Proponents of biomass argue that such emissions should not be
considered in applying the regulatory threshold, because burning
plants simply returns to the atmosphere carbon dioxide that the
plants removed as they grew, in contrast to burning fossil fuels,
which results in emission of carbon that had been sequestered below
ground for millennia. Opponents argue that the biomass cycle is not
entirely carbon-neutral and does not adequately account for the
effects of land-use changes.
EPA's guidance in the first part of 2011 should clarify two
issues: (1) whether a stationary source's emissions from
biomass combustion must be included in calculations to determine
whether that source exceeds applicable permitting thresholds, and
(2) whether "fuel-switching" from fossil fuels to biomass
may be selected as the "best available control
technology" in greenhouse gas emissions permits.

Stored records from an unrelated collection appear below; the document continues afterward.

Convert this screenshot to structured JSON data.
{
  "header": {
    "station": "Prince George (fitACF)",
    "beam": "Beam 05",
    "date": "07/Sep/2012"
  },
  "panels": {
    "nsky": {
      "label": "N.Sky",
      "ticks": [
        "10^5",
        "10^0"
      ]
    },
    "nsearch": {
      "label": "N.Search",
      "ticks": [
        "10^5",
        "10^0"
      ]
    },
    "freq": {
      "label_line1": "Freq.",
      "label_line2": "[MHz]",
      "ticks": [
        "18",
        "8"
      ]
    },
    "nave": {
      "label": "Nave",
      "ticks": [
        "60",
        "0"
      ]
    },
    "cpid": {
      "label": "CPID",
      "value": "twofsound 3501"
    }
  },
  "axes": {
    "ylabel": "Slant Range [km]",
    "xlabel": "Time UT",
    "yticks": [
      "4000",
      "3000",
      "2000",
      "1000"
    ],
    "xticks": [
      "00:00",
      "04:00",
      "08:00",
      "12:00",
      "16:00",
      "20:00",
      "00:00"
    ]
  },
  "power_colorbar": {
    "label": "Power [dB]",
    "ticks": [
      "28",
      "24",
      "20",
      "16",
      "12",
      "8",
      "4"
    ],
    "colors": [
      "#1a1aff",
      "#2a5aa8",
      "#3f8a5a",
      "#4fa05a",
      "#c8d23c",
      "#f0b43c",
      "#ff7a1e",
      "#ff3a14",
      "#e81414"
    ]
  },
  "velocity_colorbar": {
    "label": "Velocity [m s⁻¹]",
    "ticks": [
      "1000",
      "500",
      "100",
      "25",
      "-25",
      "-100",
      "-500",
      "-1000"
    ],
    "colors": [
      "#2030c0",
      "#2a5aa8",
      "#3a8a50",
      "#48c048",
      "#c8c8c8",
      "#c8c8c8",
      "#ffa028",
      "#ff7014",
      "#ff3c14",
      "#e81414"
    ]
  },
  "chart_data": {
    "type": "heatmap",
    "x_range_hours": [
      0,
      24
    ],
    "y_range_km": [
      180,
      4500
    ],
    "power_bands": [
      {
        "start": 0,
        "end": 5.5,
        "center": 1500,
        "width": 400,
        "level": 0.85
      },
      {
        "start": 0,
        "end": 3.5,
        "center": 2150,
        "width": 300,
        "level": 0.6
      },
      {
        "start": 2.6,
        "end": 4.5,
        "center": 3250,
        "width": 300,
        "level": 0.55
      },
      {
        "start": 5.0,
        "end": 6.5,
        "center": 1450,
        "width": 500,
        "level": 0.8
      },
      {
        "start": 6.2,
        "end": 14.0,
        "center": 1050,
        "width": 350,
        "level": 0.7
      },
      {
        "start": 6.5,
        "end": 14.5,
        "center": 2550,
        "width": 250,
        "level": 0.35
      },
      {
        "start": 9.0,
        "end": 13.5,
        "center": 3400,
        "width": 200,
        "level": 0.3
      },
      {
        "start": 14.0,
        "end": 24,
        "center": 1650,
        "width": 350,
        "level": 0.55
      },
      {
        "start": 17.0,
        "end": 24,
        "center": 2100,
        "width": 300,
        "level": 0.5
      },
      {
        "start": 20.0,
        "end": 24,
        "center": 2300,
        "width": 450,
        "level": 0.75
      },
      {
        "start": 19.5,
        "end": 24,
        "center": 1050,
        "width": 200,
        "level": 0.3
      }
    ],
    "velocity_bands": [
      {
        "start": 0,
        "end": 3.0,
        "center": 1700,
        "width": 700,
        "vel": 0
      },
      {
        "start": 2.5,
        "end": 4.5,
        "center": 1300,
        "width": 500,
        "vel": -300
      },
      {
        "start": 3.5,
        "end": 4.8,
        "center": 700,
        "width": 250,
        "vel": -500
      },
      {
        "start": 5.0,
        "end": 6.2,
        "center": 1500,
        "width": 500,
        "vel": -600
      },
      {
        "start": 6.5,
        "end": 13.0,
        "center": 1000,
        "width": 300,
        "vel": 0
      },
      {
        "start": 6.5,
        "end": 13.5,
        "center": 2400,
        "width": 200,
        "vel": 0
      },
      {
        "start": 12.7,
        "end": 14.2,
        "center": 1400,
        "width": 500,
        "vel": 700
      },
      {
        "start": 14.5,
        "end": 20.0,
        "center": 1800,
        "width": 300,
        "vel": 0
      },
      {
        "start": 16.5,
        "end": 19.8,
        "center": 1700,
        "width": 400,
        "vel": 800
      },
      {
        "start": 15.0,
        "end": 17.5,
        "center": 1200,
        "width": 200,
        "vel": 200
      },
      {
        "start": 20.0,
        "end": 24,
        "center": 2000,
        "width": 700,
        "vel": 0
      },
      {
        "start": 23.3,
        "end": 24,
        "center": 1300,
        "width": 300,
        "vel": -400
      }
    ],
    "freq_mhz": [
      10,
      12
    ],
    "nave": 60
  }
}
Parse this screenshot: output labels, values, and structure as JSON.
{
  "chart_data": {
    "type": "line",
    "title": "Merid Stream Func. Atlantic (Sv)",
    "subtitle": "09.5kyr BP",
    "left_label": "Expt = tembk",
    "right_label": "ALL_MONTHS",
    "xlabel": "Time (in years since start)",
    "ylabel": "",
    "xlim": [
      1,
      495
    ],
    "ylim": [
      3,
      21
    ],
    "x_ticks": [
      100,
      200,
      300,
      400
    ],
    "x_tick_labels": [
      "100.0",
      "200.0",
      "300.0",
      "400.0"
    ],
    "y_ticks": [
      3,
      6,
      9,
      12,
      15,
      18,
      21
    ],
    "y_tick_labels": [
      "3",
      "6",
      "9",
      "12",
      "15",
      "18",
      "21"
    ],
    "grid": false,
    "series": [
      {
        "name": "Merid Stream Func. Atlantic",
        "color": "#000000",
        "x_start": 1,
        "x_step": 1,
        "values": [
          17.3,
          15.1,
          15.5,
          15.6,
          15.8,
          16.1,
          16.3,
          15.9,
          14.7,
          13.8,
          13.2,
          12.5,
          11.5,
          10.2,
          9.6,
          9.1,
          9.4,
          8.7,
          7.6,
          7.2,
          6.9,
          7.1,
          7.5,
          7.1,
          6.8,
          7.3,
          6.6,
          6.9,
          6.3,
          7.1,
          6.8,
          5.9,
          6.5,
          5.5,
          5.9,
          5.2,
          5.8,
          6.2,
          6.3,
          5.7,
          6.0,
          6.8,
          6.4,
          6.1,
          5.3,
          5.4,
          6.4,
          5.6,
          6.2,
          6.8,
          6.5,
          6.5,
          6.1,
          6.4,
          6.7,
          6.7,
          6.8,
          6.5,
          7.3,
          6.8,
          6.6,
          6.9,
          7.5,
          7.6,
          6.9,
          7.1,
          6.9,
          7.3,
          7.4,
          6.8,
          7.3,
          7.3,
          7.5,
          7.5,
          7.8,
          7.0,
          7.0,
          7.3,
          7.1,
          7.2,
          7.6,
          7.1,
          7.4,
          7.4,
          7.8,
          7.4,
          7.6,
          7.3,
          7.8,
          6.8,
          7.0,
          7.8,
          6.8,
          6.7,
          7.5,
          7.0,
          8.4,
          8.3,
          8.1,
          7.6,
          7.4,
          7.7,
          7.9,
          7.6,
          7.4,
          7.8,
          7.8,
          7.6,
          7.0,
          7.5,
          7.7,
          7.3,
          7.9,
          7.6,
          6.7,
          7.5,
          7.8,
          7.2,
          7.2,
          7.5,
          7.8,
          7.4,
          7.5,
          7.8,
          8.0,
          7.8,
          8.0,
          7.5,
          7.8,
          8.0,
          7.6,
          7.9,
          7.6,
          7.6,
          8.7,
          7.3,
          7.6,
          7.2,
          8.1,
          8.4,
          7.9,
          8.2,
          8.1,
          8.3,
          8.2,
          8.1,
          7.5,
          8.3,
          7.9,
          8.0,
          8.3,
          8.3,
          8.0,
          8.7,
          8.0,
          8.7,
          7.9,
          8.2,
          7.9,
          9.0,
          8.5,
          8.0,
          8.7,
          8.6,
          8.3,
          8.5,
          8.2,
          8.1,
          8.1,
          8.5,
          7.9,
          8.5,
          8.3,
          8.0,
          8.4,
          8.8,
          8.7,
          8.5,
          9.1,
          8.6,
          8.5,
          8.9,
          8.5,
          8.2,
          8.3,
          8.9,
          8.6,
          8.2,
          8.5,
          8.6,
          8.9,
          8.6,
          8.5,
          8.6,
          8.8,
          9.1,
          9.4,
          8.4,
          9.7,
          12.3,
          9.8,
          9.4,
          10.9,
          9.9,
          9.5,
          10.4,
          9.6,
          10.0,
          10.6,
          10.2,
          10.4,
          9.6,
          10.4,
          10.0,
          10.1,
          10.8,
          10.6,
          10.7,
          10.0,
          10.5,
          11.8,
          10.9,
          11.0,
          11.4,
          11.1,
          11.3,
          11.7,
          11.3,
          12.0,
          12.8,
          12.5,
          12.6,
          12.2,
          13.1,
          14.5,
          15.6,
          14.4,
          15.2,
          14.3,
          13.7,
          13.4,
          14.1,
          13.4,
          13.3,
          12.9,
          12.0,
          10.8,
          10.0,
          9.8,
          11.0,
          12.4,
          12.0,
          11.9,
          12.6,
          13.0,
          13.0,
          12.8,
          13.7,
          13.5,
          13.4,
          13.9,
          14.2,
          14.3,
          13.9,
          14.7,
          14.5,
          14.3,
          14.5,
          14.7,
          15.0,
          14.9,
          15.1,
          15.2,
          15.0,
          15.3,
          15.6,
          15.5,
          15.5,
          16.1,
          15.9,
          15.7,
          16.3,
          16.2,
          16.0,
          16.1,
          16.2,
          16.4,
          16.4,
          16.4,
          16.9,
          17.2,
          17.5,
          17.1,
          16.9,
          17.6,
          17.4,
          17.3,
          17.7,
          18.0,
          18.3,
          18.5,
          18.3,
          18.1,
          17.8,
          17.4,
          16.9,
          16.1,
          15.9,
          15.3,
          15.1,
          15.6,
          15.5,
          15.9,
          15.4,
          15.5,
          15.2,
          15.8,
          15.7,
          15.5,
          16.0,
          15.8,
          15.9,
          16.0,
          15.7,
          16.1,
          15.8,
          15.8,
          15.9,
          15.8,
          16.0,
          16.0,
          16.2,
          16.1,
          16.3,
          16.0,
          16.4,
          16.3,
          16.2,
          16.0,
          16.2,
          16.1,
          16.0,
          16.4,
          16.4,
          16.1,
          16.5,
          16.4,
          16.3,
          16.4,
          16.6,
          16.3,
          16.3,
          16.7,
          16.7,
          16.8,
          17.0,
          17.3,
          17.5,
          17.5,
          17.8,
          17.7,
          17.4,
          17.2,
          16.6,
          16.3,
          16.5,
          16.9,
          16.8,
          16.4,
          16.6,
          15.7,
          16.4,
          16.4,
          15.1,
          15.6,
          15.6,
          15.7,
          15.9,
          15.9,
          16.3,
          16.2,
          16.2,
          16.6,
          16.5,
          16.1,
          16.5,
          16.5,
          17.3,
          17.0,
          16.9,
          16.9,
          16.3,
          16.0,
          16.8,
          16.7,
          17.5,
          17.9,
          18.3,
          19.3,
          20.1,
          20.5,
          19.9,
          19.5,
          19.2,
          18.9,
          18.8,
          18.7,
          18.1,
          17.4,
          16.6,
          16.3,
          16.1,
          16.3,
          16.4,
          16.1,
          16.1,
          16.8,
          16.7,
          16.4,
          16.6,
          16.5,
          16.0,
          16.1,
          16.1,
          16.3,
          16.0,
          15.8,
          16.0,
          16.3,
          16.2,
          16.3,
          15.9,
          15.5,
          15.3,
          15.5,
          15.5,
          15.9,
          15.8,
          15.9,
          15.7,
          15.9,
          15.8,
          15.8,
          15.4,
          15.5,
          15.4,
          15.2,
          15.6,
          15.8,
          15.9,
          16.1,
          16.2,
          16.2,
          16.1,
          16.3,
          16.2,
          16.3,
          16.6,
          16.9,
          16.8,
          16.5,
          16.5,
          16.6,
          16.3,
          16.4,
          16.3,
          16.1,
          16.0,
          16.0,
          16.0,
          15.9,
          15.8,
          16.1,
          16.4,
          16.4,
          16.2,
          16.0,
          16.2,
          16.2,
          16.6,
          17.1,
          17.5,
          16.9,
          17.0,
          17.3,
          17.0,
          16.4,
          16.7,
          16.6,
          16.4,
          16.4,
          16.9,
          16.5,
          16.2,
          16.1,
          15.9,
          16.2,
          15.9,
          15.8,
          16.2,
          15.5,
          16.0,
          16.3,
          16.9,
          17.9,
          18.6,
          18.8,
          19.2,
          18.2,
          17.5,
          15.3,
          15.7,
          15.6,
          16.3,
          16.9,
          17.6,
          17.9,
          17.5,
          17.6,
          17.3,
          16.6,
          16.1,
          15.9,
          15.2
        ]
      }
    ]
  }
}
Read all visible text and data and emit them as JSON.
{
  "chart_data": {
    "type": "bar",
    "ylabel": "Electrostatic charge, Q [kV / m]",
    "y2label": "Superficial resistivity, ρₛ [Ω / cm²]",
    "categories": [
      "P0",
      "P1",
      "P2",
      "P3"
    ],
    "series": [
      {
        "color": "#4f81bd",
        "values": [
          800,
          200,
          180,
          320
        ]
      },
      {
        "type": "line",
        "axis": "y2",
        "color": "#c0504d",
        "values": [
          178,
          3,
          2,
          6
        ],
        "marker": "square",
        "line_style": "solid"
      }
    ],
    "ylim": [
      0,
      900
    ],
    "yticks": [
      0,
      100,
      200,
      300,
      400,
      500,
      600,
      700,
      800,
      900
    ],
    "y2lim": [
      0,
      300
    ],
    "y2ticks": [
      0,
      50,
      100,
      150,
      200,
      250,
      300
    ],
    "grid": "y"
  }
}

In the meantime, the U.S. Department of Agriculture is moving
forward with plans to provide financial assistance under the
Biomass Crop Assistance Program to farmers who grow commercial
biomass crops, such as switchgrass, sorghum, hybrid poplars, and
willows. Under the
final rule, published October 27, 2010, 50 million acres of
existing pasture land and traditional cropland would be converted
to biomass energy production. The USDA believes that this broad
program is necessary to meet the federal renewable fuel standard,
which requires production of 36 billion gallons of renewable fuel,
including fuel from biomass, by 2022.